Of course, it may have helped that Cardinals coach Bruce Arians and much of his staff was familiar with Luck, given the fact many of them were in Indianapolis last season.

"No, because their offense is totally different," Cardinals coach Arians said when asked if his knowledge of Luck and the Colts played a role in the dominant performance by his defense. "I give all of the credit to (defensive coordinator) Todd (Bowles).

"I didn't even talk to Todd, other than personnel, what guys can and can't do. Not a bit about scheme or anything like that. Todd and the defensive staff did a great job."

It's become a theme this season, and especially so during the Cardinals' four-game win streak.

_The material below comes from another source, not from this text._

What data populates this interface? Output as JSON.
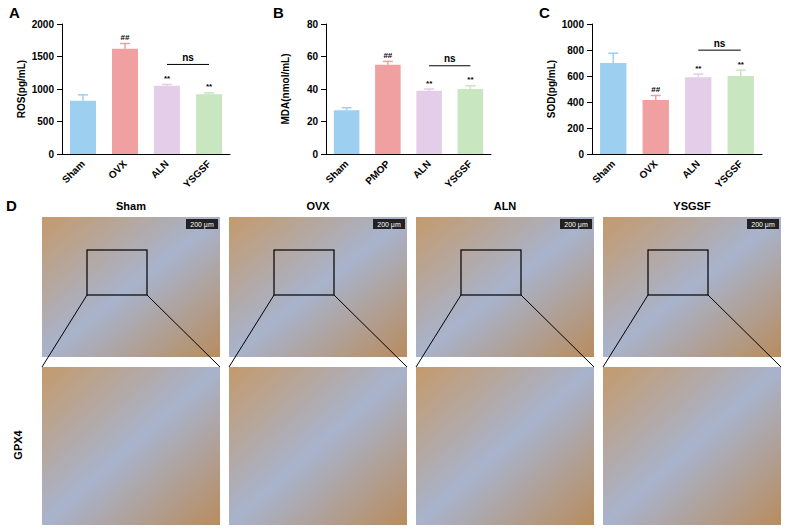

With their performance Sunday, the Cardinals are now allowing opposing quarterbacks to complete just 59 percent of their passes for 235.8 yards per game. Their 15 interceptions are tied for third in the NFL, and the rating of 77.8 that quarterbacks are posting against them ranks eighth.

"No question," safety Tyrann Mathieu said of the defense taking pride in shutting down some of the game's best passers. "The secondary, we take pride in that. We put it on our shoulders when, obviously, most teams can't run the football on us.

"So when it's time to pass the ball, the secondary, we're licking our lips; we're chomping our teeth; we're definitely trying to get after the football."